Systemic availability of ofloxacin in buffalo calves after IM and SC administration were calculated to be 116.23 ± 8.03 and 107.10 ± 10.22 per cent, respectively which indicate almost complete absorption of ofloxacin from the site of injection. No data are available on bioavailability of ofloxacin in buffalo calves or any other species of animals after IM administration, therefore, difficult to compare across the species. However, its bioavailability in buffalo calves was almost comparable to other fluoroquinolones after parenteral administration in pre-ruminant and ruminant cattle [7].

Certain efficacy predictor indices have been evolved and unequivocally accepted for concentration-dependent antibacterial agents including fluoroquinolones. For successful outcome of therapy, high C_max/MIC values of 8-12 [23,24] and AUC to MIC ratio (AUC/MIC) value of > 100 are necessary for avoiding bacterial resistance emergence [23,25- 27]. In the present study, we did not determine the MIC values of ofloxacin against any microbe but considering the MIC value of ofloxacin as 0.25 μg/ml against some of the sensitive isolates of veterinary clinical significance [8,28] and the observed C_max values after IM and SC administration, the respective C_max/MIC and AUC/MIC values were found to be 9.48, 96.06 and 8.80 and 112.96, respectively after IM and SC injections. All the efficacy predictors were almost equal to or higher than the desired values of 8-12 and > 100 for C_max/ MIC and AUC/MIC, respectively. Therefore, based on the efficacy predictor values obtained in the present study, it may be suggested that ofloxacin be administered to buffalo calves at the dose level of 5 mg/kg by IM or SC route and be repeated at 24 h interval. However, for the isolates requiring higher antibacterial concentrations, the drug should be administered at higher dose level, may be 7.5 mg/kg and/ or be repeated at 12 h interval.

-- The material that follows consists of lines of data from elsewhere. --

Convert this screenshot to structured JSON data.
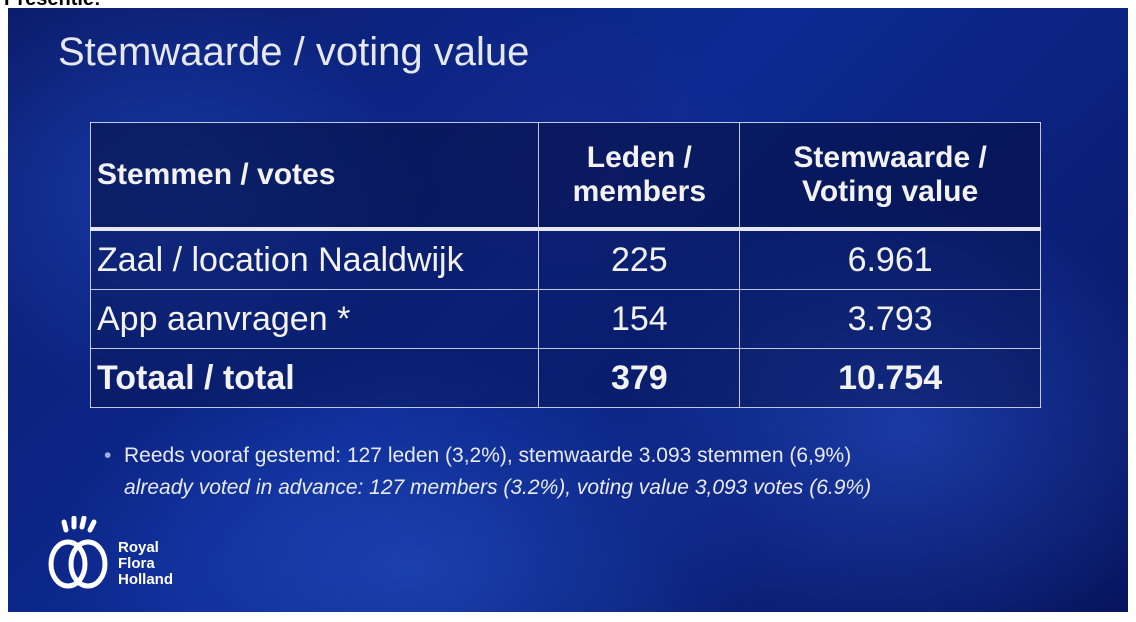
{
  "header_strip": {
    "text": "Presentie:"
  },
  "slide": {
    "title": "Stemwaarde / voting value",
    "table": {
      "columns": [
        "Stemmen / votes",
        "Leden / members",
        "Stemwaarde / Voting value"
      ],
      "rows": [
        [
          "Zaal / location Naaldwijk",
          "225",
          "6.961"
        ],
        [
          "App aanvragen *",
          "154",
          "3.793"
        ],
        [
          "Totaal / total",
          "379",
          "10.754"
        ]
      ]
    },
    "footnotes": [
      "Reeds vooraf gestemd: 127 leden (3,2%), stemwaarde 3.093 stemmen (6,9%)",
      "already voted in advance: 127 members (3.2%), voting value 3,093 votes (6.9%)"
    ],
    "logo": {
      "lines": [
        "Royal",
        "Flora",
        "Holland"
      ]
    }
  }
}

Further, preferential use of SC route over IM route for ofloxacin in buffalo calves is also recommended for obvious reasons as has been suggested for gentamicin [29], amikacin [30] and sulfamethoxypyridazine in goats [31].

Acknowledgement

The authors are thankful to Ranbaxy Research Laboratories, Gurgaon, India for providing gratis sample of technical grade ofloxacin for the present study.